Context Graph vs Agent Evaluation: Measurement vs Enforcement

Q: What is the difference between agent evaluation and a context graph?

Agent evaluation measures whether an AI agent behaved correctly across test cases, traces, tool calls, and production samples. A context graph is a decision boundary that validates whether a proposed action is applicable, scoped, current, policy-compliant, and traceable before execution.

Q: Are trace-based evals enough for production agents?

No. Trace-based evals are useful for finding failures and improving agents, but they do not themselves authorize or block the next action. Production agents need trace-based evaluation for measurement and a decision context graph for pre-execution enforcement.

Q: Do production agents need both evaluation and context graphs?

Yes. Evaluation measures quality, regression, safety, and drift. A decision context graph governs whether each proposed action is valid at execution time. The strongest production architecture uses both.

Patrick Joubert; Patrick Joubert

Context Graph vs Agent Evaluation

Evals Measure. Enforcement Decides.

Agent evaluation is becoming a default production requirement. Teams now score tool calls, arguments, plans, trajectories, handoffs, safety, cost, latency, and production traces.

That is necessary infrastructure. It is also not decision infrastructure.

Evaluation tells a team whether an agent behaved well in a sample.
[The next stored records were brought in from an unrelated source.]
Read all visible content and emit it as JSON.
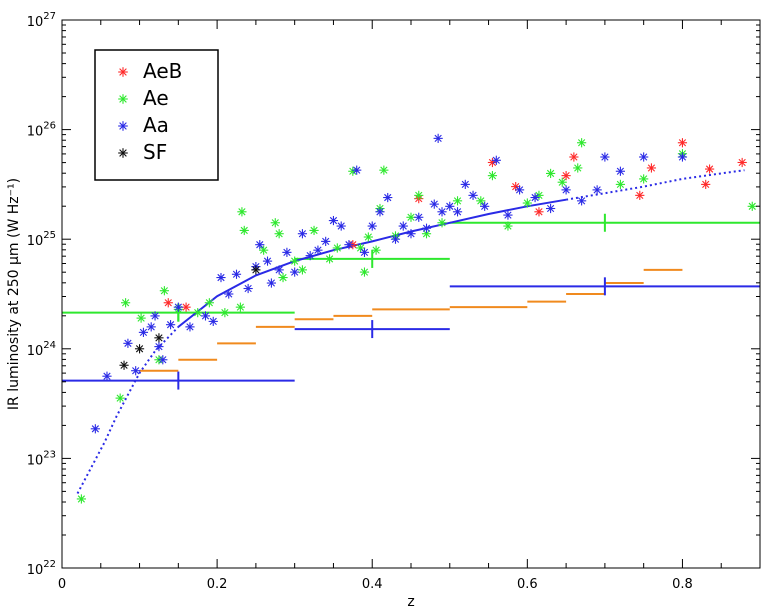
{
  "chart_data": {
    "type": "scatter",
    "xlabel": "z",
    "ylabel": "IR luminosity at 250 μm (W Hz⁻¹)",
    "xlim": [
      0,
      0.9
    ],
    "ylim_log10": [
      22,
      27
    ],
    "x_ticks": [
      0,
      0.2,
      0.4,
      0.6,
      0.8
    ],
    "x_tick_labels": [
      "0",
      "0.2",
      "0.4",
      "0.6",
      "0.8"
    ],
    "y_ticks_log10": [
      22,
      23,
      24,
      25,
      26,
      27
    ],
    "y_tick_labels": [
      {
        "base": "10",
        "exp": "22"
      },
      {
        "base": "10",
        "exp": "23"
      },
      {
        "base": "10",
        "exp": "24"
      },
      {
        "base": "10",
        "exp": "25"
      },
      {
        "base": "10",
        "exp": "26"
      },
      {
        "base": "10",
        "exp": "27"
      }
    ],
    "y_scale": "log",
    "legend": {
      "position": "top-left",
      "entries": [
        "AeB",
        "Ae",
        "Aa",
        "SF"
      ]
    },
    "colors": {
      "AeB": "#ff2a2a",
      "Ae": "#2ee82e",
      "Aa": "#2a2ae6",
      "SF": "#111111",
      "limits": "#f08a1e"
    },
    "series": [
      {
        "name": "AeB",
        "marker": "asterisk",
        "points": [
          [
            0.137,
            24.42
          ],
          [
            0.16,
            24.38
          ],
          [
            0.375,
            24.95
          ],
          [
            0.46,
            25.37
          ],
          [
            0.555,
            25.7
          ],
          [
            0.585,
            25.48
          ],
          [
            0.615,
            25.25
          ],
          [
            0.65,
            25.58
          ],
          [
            0.66,
            25.75
          ],
          [
            0.745,
            25.4
          ],
          [
            0.76,
            25.65
          ],
          [
            0.8,
            25.88
          ],
          [
            0.83,
            25.5
          ],
          [
            0.835,
            25.64
          ],
          [
            0.877,
            25.7
          ]
        ]
      },
      {
        "name": "Ae",
        "marker": "asterisk",
        "points": [
          [
            0.025,
            22.63
          ],
          [
            0.075,
            23.55
          ],
          [
            0.082,
            24.42
          ],
          [
            0.102,
            24.28
          ],
          [
            0.125,
            23.9
          ],
          [
            0.132,
            24.53
          ],
          [
            0.15,
            24.36
          ],
          [
            0.175,
            24.33
          ],
          [
            0.19,
            24.42
          ],
          [
            0.21,
            24.33
          ],
          [
            0.23,
            24.38
          ],
          [
            0.232,
            25.25
          ],
          [
            0.235,
            25.08
          ],
          [
            0.26,
            24.9
          ],
          [
            0.275,
            25.15
          ],
          [
            0.28,
            25.05
          ],
          [
            0.285,
            24.65
          ],
          [
            0.3,
            24.8
          ],
          [
            0.31,
            24.72
          ],
          [
            0.325,
            25.08
          ],
          [
            0.345,
            24.82
          ],
          [
            0.355,
            24.92
          ],
          [
            0.375,
            25.62
          ],
          [
            0.385,
            24.92
          ],
          [
            0.39,
            24.7
          ],
          [
            0.395,
            25.02
          ],
          [
            0.405,
            24.9
          ],
          [
            0.41,
            25.28
          ],
          [
            0.415,
            25.63
          ],
          [
            0.43,
            25.03
          ],
          [
            0.45,
            25.2
          ],
          [
            0.46,
            25.4
          ],
          [
            0.47,
            25.05
          ],
          [
            0.49,
            25.15
          ],
          [
            0.51,
            25.35
          ],
          [
            0.54,
            25.35
          ],
          [
            0.555,
            25.58
          ],
          [
            0.575,
            25.12
          ],
          [
            0.6,
            25.33
          ],
          [
            0.615,
            25.4
          ],
          [
            0.63,
            25.6
          ],
          [
            0.645,
            25.52
          ],
          [
            0.665,
            25.65
          ],
          [
            0.67,
            25.88
          ],
          [
            0.72,
            25.5
          ],
          [
            0.75,
            25.55
          ],
          [
            0.8,
            25.78
          ],
          [
            0.89,
            25.3
          ]
        ]
      },
      {
        "name": "Aa",
        "marker": "asterisk",
        "points": [
          [
            0.043,
            23.27
          ],
          [
            0.058,
            23.75
          ],
          [
            0.085,
            24.05
          ],
          [
            0.095,
            23.8
          ],
          [
            0.105,
            24.15
          ],
          [
            0.115,
            24.2
          ],
          [
            0.12,
            24.3
          ],
          [
            0.125,
            24.02
          ],
          [
            0.13,
            23.9
          ],
          [
            0.14,
            24.22
          ],
          [
            0.15,
            24.38
          ],
          [
            0.165,
            24.2
          ],
          [
            0.185,
            24.3
          ],
          [
            0.195,
            24.25
          ],
          [
            0.205,
            24.65
          ],
          [
            0.215,
            24.5
          ],
          [
            0.225,
            24.68
          ],
          [
            0.24,
            24.55
          ],
          [
            0.25,
            24.75
          ],
          [
            0.255,
            24.95
          ],
          [
            0.265,
            24.8
          ],
          [
            0.27,
            24.6
          ],
          [
            0.28,
            24.72
          ],
          [
            0.29,
            24.88
          ],
          [
            0.3,
            24.7
          ],
          [
            0.31,
            25.05
          ],
          [
            0.32,
            24.85
          ],
          [
            0.33,
            24.9
          ],
          [
            0.34,
            24.98
          ],
          [
            0.35,
            25.17
          ],
          [
            0.36,
            25.12
          ],
          [
            0.37,
            24.95
          ],
          [
            0.38,
            25.63
          ],
          [
            0.39,
            24.88
          ],
          [
            0.4,
            25.12
          ],
          [
            0.41,
            25.25
          ],
          [
            0.42,
            25.38
          ],
          [
            0.43,
            25.0
          ],
          [
            0.44,
            25.12
          ],
          [
            0.45,
            25.05
          ],
          [
            0.46,
            25.2
          ],
          [
            0.47,
            25.1
          ],
          [
            0.48,
            25.32
          ],
          [
            0.485,
            25.92
          ],
          [
            0.49,
            25.25
          ],
          [
            0.5,
            25.3
          ],
          [
            0.51,
            25.25
          ],
          [
            0.52,
            25.5
          ],
          [
            0.53,
            25.4
          ],
          [
            0.545,
            25.3
          ],
          [
            0.56,
            25.72
          ],
          [
            0.575,
            25.22
          ],
          [
            0.59,
            25.45
          ],
          [
            0.61,
            25.38
          ],
          [
            0.63,
            25.28
          ],
          [
            0.65,
            25.45
          ],
          [
            0.67,
            25.35
          ],
          [
            0.69,
            25.45
          ],
          [
            0.7,
            25.75
          ],
          [
            0.72,
            25.62
          ],
          [
            0.75,
            25.75
          ],
          [
            0.8,
            25.75
          ]
        ]
      },
      {
        "name": "SF",
        "marker": "asterisk",
        "points": [
          [
            0.08,
            23.85
          ],
          [
            0.1,
            24.0
          ],
          [
            0.125,
            24.1
          ],
          [
            0.25,
            24.72
          ]
        ]
      }
    ],
    "fit_curve": {
      "style": "dotted-then-solid",
      "points": [
        [
          0.02,
          22.68
        ],
        [
          0.055,
          23.15
        ],
        [
          0.07,
          23.38
        ],
        [
          0.085,
          23.58
        ],
        [
          0.1,
          23.78
        ],
        [
          0.12,
          23.98
        ],
        [
          0.15,
          24.2
        ],
        [
          0.2,
          24.48
        ],
        [
          0.25,
          24.67
        ],
        [
          0.3,
          24.8
        ],
        [
          0.35,
          24.9
        ],
        [
          0.4,
          24.98
        ],
        [
          0.45,
          25.07
        ],
        [
          0.5,
          25.15
        ],
        [
          0.55,
          25.23
        ],
        [
          0.6,
          25.3
        ],
        [
          0.65,
          25.36
        ],
        [
          0.7,
          25.42
        ],
        [
          0.75,
          25.48
        ],
        [
          0.8,
          25.55
        ],
        [
          0.85,
          25.6
        ],
        [
          0.88,
          25.63
        ]
      ]
    },
    "binned_green": [
      {
        "xmin": 0.0,
        "xmax": 0.15,
        "xmark": 0.15,
        "y": 24.33
      },
      {
        "xmin": 0.15,
        "xmax": 0.3,
        "xmark": 0.15,
        "y": 24.33
      },
      {
        "xmin": 0.3,
        "xmax": 0.5,
        "xmark": 0.4,
        "y": 24.82
      },
      {
        "xmin": 0.5,
        "xmax": 0.9,
        "xmark": 0.7,
        "y": 25.15
      }
    ],
    "binned_blue": [
      {
        "xmin": 0.0,
        "xmax": 0.3,
        "xmark": 0.15,
        "y": 23.71
      },
      {
        "xmin": 0.3,
        "xmax": 0.5,
        "xmark": 0.4,
        "y": 24.18
      },
      {
        "xmin": 0.5,
        "xmax": 0.9,
        "xmark": 0.7,
        "y": 24.57
      }
    ],
    "limits_orange": [
      {
        "x1": 0.1,
        "x2": 0.15,
        "y": 23.8
      },
      {
        "x1": 0.15,
        "x2": 0.2,
        "y": 23.9
      },
      {
        "x1": 0.2,
        "x2": 0.25,
        "y": 24.05
      },
      {
        "x1": 0.25,
        "x2": 0.3,
        "y": 24.2
      },
      {
        "x1": 0.3,
        "x2": 0.35,
        "y": 24.27
      },
      {
        "x1": 0.35,
        "x2": 0.4,
        "y": 24.3
      },
      {
        "x1": 0.4,
        "x2": 0.5,
        "y": 24.36
      },
      {
        "x1": 0.5,
        "x2": 0.6,
        "y": 24.38
      },
      {
        "x1": 0.6,
        "x2": 0.65,
        "y": 24.43
      },
      {
        "x1": 0.65,
        "x2": 0.7,
        "y": 24.5
      },
      {
        "x1": 0.7,
        "x2": 0.75,
        "y": 24.6
      },
      {
        "x1": 0.75,
        "x2": 0.8,
        "y": 24.72
      }
    ]
  }
}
A context graph determines whether the next proposed action is valid in the live context before it reaches a tool, database, workflow, or customer system.

The Core Distinction

Agent evaluation is a measurement layer. It helps teams inspect behavior, score quality, detect regressions, compare versions, and turn production failures into new tests.

A context graph is a decision boundary. It evaluates the proposed action against scope, policy, temporal validity, applicability, provenance, and prior decisions before execution.
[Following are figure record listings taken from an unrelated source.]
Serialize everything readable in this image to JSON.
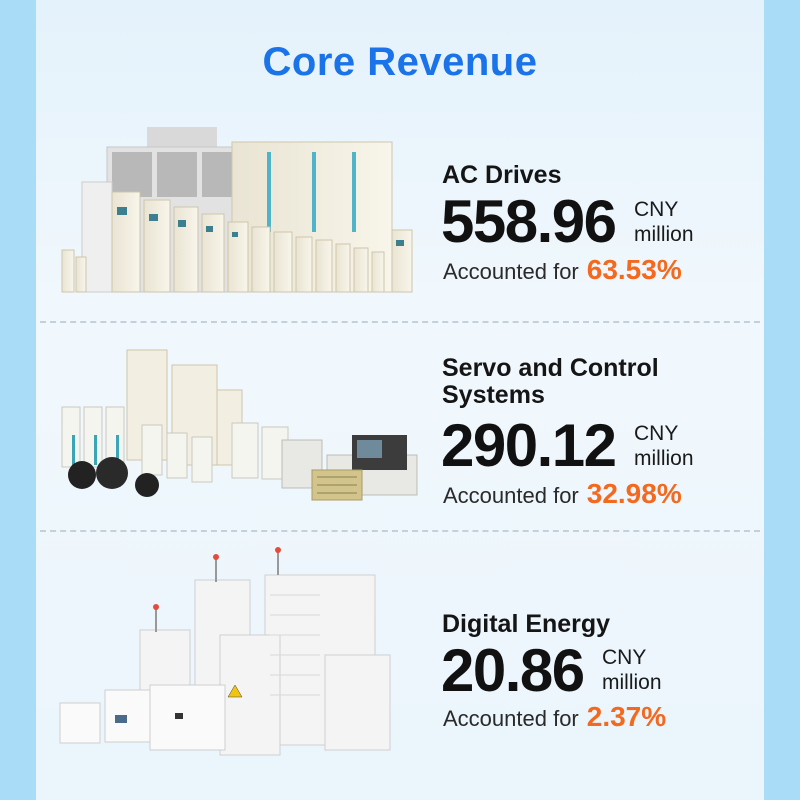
{
  "title": "Core Revenue",
  "sections": [
    {
      "name": "AC Drives",
      "value": "558.96",
      "unit_line1": "CNY",
      "unit_line2": "million",
      "share_label": "Accounted for",
      "share": "63.53%",
      "illustration_icon": "ac-drive-cabinets-icon"
    },
    {
      "name_line1": "Servo and Control",
      "name_line2": "Systems",
      "value": "290.12",
      "unit_line1": "CNY",
      "unit_line2": "million",
      "share_label": "Accounted for",
      "share": "32.98%",
      "illustration_icon": "servo-control-units-icon"
    },
    {
      "name": "Digital Energy",
      "value": "20.86",
      "unit_line1": "CNY",
      "unit_line2": "million",
      "share_label": "Accounted for",
      "share": "2.37%",
      "illustration_icon": "energy-storage-inverters-icon"
    }
  ],
  "colors": {
    "title": "#1a73e8",
    "share": "#f2691f",
    "background": "#a9dcf6"
  }
}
Layer	Core question	Control point	Primary artifact	Limit
Agent evaluation	Did the agent behave correctly?	Before release, during review, or after production sampling	Score, rubric, trace review, regression result	A valid score can still permit an invalid next action in a changed context
Context graph	Should this action be allowed now?	Before execution	Applicability result, policy decision, causal decision trace	Requires a maintained decision model with current rules, scope, and temporal state

What Agent Evaluation Is Good For

Evaluation gives engineering teams a feedback loop. It can reveal wrong tool selection, bad arguments, inefficient plans, incomplete tasks, unsafe outputs, handoff gaps, memory failures, and regressions after a model or prompt change.

Trace-based evaluation is especially useful because it inspects the trajectory, not only the final answer. It can show whether the agent used stale memory, skipped an approval step, queried the wrong source, or handed incomplete context to another agent.

But evaluation remains a measurement system. It improves the agent over time. It does not, by itself, make the next live action valid.

The Evaluation-to-Enforcement Gap

Eval surface	What it measures	What still needs enforcement
Tool correctness	Did the agent call the right tool with the right arguments?	Was this tool use valid for this actor, customer, policy, and time?
Plan quality	Did the agent follow a coherent sequence?	Should each step in the sequence be allowed before it runs?
Task completion	Did the agent reach the requested outcome?	Was the requested outcome permitted under the governing context?
Trace-based eval	Where did the trajectory fail?	Can the same invalid trajectory be blocked next time?
Production monitoring	Is quality drifting in live traffic?	Which decision boundary prevents the drift from creating side effects?

Where the Difference Shows Up

Refund workflow

Evaluation: An eval can score whether the agent selected the refund tool, supplied the correct amount, and completed the task.

Context graph: A context graph validates whether the refund policy applies to this customer, contract, geography, approval state, and time window before the refund API is called.

Data agent

Evaluation: A trace-based eval can show whether the agent queried the expected table and produced a plausible answer.

Context graph: A decision context graph checks source authority, data tier, freshness, row-level scope, and allowed purpose before the query becomes an action.

Multi-agent handoff

Evaluation: A handoff eval can detect whether the receiving agent had enough context to continue the workflow.

Context graph: Pre-execution enforcement validates that the handoff context is within scope, current, provenance-backed, and sufficient for the receiving agent's next action.

The Production Stack

Reliable agent infrastructure separates measurement from authority:

Evaluate the agent against curated scenarios, production traces, regression sets, and domain rubrics.
Observe live behavior through traces, spans, costs, errors, memory operations, and handoffs.
Enforce every proposed action through a decision context graph before the side effect reaches an external system.
Record the allow or block result as a causal decision trace that future evaluations can inspect.

The Accountable Agent Test

Ask one question: can the system block a high-scoring but currently invalid action before it reaches the tool?

If the answer is no, the system has evaluation. It does not yet have pre-execution enforcement.